Due to the importance for the built world to the quest to achieve net zero corporations are seeking ways to build an eco-friendly real estate portfolio which includes the use of green-certified buildings, according to Miglani. JLL’s Future of Work survey found that 7 out of 10 businesses located in Apac would be willing to fork out a cost to lease buildings with green certifications.
The demand for green certified buildings is far greater than the supply particularly in the established cities in which around eighty% of the existing buildings that will be present in 2050 was already built. In this regard, Miglani argues the fact that retrofitting buildings of the past is crucial to achieving an adequate supply for green structures. To reach net zero targets in 2050, the present rate of retrofitting buildings must be more than 3% per year, more that the present rate one% or 2%.

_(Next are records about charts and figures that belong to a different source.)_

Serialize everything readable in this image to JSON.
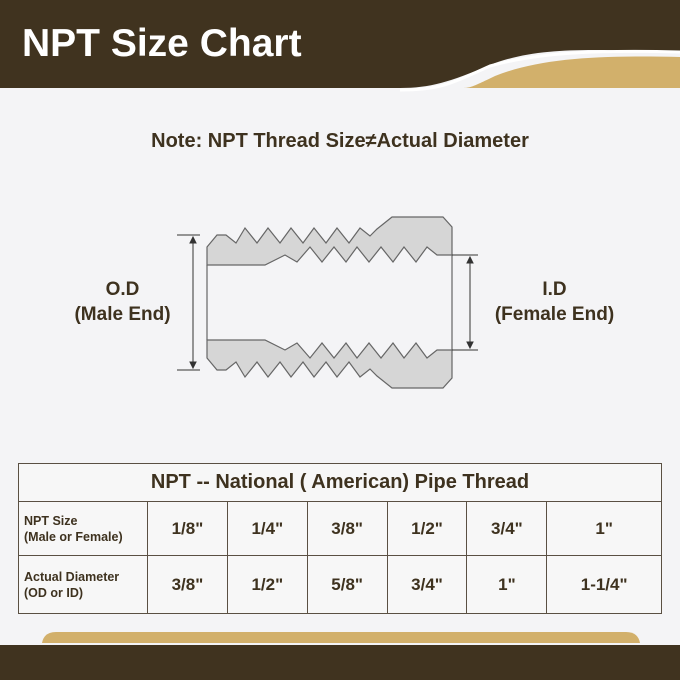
{
  "header": {
    "title": "NPT Size Chart",
    "colors": {
      "brown": "#40331f",
      "gold": "#d2b06b"
    }
  },
  "note": "Note: NPT Thread Size≠Actual Diameter",
  "diagram": {
    "od_label": "O.D",
    "od_sub": "(Male End)",
    "id_label": "I.D",
    "id_sub": "(Female End)"
  },
  "table": {
    "caption": "NPT -- National ( American) Pipe Thread",
    "rows": [
      {
        "header": [
          "NPT Size",
          "(Male or Female)"
        ],
        "values": [
          "1/8\"",
          "1/4\"",
          "3/8\"",
          "1/2\"",
          "3/4\"",
          "1\""
        ]
      },
      {
        "header": [
          "Actual Diameter",
          "(OD or ID)"
        ],
        "values": [
          "3/8\"",
          "1/2\"",
          "5/8\"",
          "3/4\"",
          "1\"",
          "1-1/4\""
        ]
      }
    ]
  }
}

Another green option Miglani is convinced will be popular is green leases. These are lease agreements between tenants and landlords which contain clauses that spell the environmental goals for how the building will be managed or used with respect to sustainability. A majority of% of the CRE pros interviewed with JLL in Apac consider green leases to be “a revolution for making real estate sustainable” and 30% already having signed the new lease.
However, Miglani states that green leases need the right infrastructure and tools to gather data that allows them to accurately determine whether sustainability requirements are being fulfilled. “Again this is why retrofitting buildings enters it,” she says. In the end, Miglani argues the fact that businesses that adopt eco-friendly real estate solutions are able to secure their business. “A green office does not only help in achieving [net zero carbon goals] and meet the requirements of employees in a constantly changing multi-faceted, hybrid setting,” she says.